Given the confusion surrounding the BIC and the IBEI, the EDM report’s statement that previous discussions surrounding the introduction of a BEI have been ”uncoordinated and disjointed” seems to be fairly accurate.
However, despite the setbacks, the EDM Council believes that the future of the BEI is not as bleak as it first would seem. Industry developments such as the introduction of regulatory requirements related to AML, increased electronic governmental filing requirements and a new global capital reserve mandate combined with increasingly complex business analytics in support of investment strategies have all highlighted the need for a BEI, the report argues. In an environment such as this, firms must be able to track relationships between entities, the securities they issue and the counterparties they do business with, or face increased risk exposure or regulatory fines.
Up until now, there has been no action plan for implementation of a BEI, says Atkin, most of the industry discussion has been conceptual and focused on the immediate requirements of entity identification for priority objectives. So without a go-forward activity from ISO and with no industry-agreed implementation plan, many financial institutions had no choice but to create their internal tactical solutions. The problem is that the tactical approaches are viable in the short run for the immediate business requirements of the financial institutions, he explains, so the urgency of demand for an industry standard has diminished somewhat.

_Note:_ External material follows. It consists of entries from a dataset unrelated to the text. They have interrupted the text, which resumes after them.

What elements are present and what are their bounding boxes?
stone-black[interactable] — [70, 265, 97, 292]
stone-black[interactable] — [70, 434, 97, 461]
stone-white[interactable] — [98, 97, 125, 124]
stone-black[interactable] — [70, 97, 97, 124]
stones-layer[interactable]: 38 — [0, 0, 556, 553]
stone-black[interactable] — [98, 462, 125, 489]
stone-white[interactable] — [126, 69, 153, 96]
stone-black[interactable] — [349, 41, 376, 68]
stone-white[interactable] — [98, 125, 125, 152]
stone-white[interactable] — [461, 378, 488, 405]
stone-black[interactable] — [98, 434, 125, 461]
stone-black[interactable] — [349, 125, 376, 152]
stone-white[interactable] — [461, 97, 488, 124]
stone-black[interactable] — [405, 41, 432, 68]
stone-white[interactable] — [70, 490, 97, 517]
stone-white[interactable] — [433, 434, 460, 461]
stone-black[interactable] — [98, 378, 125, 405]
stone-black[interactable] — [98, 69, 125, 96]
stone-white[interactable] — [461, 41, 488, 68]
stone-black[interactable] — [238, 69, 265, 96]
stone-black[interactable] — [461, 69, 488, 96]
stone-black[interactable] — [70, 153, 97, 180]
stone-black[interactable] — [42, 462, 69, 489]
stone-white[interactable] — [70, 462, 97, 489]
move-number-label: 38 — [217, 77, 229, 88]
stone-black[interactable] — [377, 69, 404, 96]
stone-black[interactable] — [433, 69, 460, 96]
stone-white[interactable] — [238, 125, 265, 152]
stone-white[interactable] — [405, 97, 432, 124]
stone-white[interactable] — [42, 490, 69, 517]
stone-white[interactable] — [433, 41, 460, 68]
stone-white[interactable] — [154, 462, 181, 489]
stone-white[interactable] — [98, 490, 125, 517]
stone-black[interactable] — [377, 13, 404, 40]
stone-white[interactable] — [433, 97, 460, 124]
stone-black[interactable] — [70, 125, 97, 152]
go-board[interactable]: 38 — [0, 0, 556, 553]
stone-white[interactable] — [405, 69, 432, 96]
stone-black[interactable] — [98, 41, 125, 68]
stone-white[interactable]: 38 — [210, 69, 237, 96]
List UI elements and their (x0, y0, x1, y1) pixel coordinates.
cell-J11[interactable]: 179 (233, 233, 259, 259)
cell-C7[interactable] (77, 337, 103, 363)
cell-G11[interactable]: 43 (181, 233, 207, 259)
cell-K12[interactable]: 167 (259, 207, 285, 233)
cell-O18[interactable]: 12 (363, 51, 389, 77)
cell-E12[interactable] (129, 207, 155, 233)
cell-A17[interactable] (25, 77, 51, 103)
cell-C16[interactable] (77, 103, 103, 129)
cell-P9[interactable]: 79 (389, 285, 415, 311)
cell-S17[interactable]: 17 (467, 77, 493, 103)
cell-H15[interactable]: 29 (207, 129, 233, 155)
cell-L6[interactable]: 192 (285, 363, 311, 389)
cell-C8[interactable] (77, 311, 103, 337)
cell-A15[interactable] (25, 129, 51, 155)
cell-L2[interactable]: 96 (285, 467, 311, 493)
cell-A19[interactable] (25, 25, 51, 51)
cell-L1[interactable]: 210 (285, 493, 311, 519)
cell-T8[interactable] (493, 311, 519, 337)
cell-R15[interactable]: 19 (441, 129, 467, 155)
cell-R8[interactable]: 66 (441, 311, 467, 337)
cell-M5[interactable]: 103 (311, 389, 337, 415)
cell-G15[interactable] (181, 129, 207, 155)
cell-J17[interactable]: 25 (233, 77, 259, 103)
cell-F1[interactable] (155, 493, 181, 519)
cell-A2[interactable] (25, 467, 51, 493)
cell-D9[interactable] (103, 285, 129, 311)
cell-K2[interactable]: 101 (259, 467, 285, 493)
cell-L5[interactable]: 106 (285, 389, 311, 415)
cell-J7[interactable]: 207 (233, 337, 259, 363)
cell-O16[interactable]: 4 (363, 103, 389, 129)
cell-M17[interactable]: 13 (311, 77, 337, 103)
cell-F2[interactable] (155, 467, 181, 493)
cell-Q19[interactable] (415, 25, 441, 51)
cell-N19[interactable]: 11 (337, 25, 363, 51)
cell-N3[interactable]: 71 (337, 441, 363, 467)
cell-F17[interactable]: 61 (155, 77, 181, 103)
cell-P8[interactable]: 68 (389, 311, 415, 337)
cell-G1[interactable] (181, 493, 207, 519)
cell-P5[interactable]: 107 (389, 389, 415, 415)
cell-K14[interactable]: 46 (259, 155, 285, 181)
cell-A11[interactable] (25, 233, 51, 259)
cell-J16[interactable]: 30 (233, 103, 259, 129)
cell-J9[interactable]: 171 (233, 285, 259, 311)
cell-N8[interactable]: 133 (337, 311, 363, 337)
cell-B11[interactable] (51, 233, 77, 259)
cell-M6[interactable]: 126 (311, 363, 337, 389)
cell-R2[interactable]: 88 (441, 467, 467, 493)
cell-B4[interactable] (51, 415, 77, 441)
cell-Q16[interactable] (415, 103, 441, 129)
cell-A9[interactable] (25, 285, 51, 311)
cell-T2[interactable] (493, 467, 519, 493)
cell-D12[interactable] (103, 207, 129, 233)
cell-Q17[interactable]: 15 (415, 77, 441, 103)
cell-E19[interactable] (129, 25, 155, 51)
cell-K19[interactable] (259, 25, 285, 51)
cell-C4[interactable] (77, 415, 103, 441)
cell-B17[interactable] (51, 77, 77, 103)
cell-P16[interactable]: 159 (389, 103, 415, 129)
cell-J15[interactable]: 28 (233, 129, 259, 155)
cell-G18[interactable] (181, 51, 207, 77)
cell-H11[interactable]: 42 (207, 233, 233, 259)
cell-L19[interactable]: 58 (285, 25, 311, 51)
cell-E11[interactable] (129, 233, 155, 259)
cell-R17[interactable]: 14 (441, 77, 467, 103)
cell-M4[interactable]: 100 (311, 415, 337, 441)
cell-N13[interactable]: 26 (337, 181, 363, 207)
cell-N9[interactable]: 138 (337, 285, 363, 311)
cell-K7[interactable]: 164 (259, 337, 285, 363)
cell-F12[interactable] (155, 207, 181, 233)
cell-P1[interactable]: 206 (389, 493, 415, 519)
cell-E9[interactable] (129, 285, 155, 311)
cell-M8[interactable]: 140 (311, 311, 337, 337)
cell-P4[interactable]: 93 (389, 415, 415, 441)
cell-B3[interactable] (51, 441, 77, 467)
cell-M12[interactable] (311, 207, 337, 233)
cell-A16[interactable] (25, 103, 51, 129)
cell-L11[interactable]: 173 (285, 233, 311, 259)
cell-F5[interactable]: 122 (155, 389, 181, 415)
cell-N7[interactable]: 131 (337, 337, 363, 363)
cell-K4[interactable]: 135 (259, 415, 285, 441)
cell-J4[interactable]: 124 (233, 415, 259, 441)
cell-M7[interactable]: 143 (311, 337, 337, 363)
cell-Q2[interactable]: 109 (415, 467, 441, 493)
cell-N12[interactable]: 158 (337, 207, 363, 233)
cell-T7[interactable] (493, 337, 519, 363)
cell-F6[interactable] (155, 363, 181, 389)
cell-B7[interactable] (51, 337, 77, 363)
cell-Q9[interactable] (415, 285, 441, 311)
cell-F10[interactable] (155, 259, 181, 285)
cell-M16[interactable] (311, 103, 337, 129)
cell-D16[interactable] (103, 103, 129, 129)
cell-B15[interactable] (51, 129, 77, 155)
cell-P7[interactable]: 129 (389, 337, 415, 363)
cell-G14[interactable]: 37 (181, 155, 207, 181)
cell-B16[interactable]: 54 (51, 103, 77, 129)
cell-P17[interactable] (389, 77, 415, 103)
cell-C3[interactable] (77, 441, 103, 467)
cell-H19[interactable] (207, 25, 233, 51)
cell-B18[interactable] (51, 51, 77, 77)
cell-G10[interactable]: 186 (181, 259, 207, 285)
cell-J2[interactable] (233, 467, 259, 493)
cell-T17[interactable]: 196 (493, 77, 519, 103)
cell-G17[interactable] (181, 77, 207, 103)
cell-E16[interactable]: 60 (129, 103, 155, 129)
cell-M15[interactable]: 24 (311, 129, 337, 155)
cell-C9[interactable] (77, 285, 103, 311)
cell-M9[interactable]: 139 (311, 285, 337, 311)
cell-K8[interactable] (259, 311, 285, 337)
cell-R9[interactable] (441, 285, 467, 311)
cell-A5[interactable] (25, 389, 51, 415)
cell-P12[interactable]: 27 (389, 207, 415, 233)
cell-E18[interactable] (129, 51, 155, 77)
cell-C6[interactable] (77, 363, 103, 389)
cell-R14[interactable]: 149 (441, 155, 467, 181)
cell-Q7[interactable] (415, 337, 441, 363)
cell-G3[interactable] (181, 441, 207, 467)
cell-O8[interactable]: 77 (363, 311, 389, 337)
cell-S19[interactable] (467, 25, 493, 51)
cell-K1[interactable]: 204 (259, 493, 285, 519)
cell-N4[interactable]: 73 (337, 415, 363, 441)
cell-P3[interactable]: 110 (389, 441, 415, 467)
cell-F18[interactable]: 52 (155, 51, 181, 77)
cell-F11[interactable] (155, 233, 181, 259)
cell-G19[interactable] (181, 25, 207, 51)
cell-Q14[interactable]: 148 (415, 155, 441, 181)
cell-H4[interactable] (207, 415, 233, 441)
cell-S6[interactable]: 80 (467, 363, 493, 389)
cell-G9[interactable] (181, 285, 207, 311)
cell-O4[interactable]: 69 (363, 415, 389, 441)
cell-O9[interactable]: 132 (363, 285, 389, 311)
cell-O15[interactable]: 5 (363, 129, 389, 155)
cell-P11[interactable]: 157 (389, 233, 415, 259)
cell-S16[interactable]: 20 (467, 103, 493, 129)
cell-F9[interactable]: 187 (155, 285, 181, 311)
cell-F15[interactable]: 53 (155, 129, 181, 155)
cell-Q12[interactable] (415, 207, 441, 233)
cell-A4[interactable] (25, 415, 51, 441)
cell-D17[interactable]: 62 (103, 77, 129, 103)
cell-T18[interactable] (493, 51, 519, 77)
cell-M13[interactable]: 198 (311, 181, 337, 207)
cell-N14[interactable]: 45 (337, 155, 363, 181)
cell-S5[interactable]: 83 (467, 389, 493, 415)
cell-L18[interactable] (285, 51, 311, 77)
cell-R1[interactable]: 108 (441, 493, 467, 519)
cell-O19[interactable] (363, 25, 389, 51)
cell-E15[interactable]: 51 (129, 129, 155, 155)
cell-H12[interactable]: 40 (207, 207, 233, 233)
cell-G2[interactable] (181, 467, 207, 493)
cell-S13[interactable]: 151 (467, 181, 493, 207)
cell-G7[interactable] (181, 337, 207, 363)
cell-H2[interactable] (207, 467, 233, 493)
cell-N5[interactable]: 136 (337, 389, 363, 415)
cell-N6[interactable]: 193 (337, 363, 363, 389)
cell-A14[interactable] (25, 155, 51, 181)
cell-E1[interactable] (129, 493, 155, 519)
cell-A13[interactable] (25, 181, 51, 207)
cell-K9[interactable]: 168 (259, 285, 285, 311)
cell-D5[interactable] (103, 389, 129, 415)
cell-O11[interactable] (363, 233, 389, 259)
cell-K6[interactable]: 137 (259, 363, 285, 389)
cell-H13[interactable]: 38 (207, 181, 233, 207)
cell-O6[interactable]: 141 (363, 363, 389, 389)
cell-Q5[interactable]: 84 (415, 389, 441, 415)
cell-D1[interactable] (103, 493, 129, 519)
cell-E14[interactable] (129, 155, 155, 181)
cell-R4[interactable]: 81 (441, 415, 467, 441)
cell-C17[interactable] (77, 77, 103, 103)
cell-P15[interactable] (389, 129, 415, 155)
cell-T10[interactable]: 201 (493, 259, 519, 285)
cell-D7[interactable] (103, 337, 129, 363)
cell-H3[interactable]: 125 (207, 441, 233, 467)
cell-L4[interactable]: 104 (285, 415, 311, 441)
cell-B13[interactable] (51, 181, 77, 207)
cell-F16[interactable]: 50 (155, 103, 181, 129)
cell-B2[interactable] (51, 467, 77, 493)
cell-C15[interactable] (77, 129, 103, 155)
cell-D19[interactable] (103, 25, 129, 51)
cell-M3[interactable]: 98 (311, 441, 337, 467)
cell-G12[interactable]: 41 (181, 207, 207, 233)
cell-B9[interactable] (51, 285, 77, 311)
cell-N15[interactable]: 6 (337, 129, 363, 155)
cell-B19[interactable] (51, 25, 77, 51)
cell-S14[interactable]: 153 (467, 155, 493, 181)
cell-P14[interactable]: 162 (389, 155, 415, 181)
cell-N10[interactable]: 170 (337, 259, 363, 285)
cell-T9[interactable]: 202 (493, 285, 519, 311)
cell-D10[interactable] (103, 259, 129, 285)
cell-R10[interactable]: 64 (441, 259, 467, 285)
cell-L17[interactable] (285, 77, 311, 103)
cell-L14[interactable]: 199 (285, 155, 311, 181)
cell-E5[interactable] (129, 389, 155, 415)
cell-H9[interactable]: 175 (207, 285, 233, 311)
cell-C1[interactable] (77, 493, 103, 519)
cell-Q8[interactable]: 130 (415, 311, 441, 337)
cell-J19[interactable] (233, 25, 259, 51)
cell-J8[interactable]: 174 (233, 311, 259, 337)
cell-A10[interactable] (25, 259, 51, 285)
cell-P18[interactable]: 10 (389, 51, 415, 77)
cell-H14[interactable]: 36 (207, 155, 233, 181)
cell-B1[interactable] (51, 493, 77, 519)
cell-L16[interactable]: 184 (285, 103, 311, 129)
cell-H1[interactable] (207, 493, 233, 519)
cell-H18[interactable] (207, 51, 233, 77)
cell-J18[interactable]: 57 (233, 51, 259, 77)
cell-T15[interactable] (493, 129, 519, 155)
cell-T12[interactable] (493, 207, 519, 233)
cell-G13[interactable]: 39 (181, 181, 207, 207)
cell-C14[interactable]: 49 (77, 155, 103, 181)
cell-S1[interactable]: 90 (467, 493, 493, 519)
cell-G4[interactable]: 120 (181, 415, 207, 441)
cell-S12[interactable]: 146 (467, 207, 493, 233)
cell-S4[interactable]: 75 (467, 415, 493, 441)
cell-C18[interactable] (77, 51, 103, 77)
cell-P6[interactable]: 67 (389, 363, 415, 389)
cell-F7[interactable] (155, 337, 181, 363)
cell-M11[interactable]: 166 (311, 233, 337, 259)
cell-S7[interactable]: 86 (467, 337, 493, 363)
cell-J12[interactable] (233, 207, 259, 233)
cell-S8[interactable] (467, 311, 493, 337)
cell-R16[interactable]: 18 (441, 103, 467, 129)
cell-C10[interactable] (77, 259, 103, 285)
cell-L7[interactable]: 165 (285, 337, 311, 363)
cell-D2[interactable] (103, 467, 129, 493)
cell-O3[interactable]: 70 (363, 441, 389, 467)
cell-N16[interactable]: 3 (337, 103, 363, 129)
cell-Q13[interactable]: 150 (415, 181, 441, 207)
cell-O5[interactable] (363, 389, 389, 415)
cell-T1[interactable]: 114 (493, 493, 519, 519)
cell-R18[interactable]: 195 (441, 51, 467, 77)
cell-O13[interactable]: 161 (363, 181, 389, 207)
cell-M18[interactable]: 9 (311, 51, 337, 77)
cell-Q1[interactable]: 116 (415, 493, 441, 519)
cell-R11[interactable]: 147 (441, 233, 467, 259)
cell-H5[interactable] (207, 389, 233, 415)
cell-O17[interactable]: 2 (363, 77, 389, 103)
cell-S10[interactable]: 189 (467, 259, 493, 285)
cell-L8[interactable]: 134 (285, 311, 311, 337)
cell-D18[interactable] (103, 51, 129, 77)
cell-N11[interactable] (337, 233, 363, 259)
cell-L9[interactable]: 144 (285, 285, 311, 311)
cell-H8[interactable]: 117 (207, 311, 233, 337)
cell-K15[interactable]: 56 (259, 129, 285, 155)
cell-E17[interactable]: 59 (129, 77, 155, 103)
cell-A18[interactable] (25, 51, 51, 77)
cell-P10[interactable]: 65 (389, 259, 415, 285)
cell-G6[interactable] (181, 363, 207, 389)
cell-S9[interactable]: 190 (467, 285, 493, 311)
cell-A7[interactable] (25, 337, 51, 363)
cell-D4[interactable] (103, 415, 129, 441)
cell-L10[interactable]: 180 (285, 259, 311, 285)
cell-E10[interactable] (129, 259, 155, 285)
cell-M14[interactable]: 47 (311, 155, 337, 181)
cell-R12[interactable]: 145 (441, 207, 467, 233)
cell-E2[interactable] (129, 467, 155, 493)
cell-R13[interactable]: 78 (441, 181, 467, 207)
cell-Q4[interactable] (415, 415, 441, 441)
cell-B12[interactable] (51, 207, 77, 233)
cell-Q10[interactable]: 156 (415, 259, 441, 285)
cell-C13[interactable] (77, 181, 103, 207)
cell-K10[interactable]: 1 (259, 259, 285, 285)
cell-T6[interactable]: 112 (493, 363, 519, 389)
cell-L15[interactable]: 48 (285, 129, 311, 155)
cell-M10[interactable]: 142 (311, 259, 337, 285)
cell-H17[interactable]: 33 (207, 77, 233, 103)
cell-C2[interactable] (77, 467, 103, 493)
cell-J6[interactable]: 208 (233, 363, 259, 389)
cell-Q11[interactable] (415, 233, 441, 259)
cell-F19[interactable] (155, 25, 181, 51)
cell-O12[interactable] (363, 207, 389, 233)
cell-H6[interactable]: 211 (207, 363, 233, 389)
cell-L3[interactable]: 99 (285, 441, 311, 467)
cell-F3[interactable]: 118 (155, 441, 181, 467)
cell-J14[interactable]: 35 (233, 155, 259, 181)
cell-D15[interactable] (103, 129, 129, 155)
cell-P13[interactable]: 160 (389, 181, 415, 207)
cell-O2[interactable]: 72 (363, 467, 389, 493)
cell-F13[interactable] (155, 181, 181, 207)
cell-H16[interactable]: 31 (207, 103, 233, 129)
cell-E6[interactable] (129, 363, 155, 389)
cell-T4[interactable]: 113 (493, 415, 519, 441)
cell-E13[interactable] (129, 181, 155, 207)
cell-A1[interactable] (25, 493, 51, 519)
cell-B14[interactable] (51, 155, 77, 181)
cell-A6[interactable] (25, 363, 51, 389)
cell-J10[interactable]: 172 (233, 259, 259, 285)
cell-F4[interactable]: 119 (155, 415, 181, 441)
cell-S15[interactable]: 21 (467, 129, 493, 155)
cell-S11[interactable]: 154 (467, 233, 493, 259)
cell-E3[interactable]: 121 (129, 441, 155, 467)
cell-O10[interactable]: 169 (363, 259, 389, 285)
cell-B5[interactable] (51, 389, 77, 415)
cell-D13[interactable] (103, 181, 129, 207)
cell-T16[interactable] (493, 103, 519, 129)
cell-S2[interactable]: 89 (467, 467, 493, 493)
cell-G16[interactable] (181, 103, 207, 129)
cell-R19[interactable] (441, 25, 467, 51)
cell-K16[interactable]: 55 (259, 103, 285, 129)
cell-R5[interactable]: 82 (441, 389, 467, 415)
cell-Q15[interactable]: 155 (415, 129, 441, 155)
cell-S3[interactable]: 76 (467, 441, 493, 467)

“But when you extrapolate the problem looking forward and understand that most business processes depend on accurate and well maintained links and hierarchies, you begin to see the value for corporate actions processing, for regulatory reporting, for external cross referencing, for automation of post-trade processing and for internal enterprise-wide synergy,” he explains.
Don’t forget that regulatory mandates drive action, adds Atkin, who does not rule out regulatory compulsion as a means to getting BEI escalated as a priority. “The other way for this issue to move forward is for it to be pushed upstream to executive management. In the current environment, many financial institutions are not able to look much further beyond their immediate operational requirements. Those at the top of the house hold the strategic reins for their organisations and that presents the industry with an opportunity to make the strategic case,” he says.
Atkin is confident that, for now, the industry is doing the right things: “The first task is to understand the current reality. I think we’ve accomplished that with this research. Now the hard work of crafting a strategic business case takes place. Combine that with global regulatory interest in transparency and I believe this conversation is far from over.”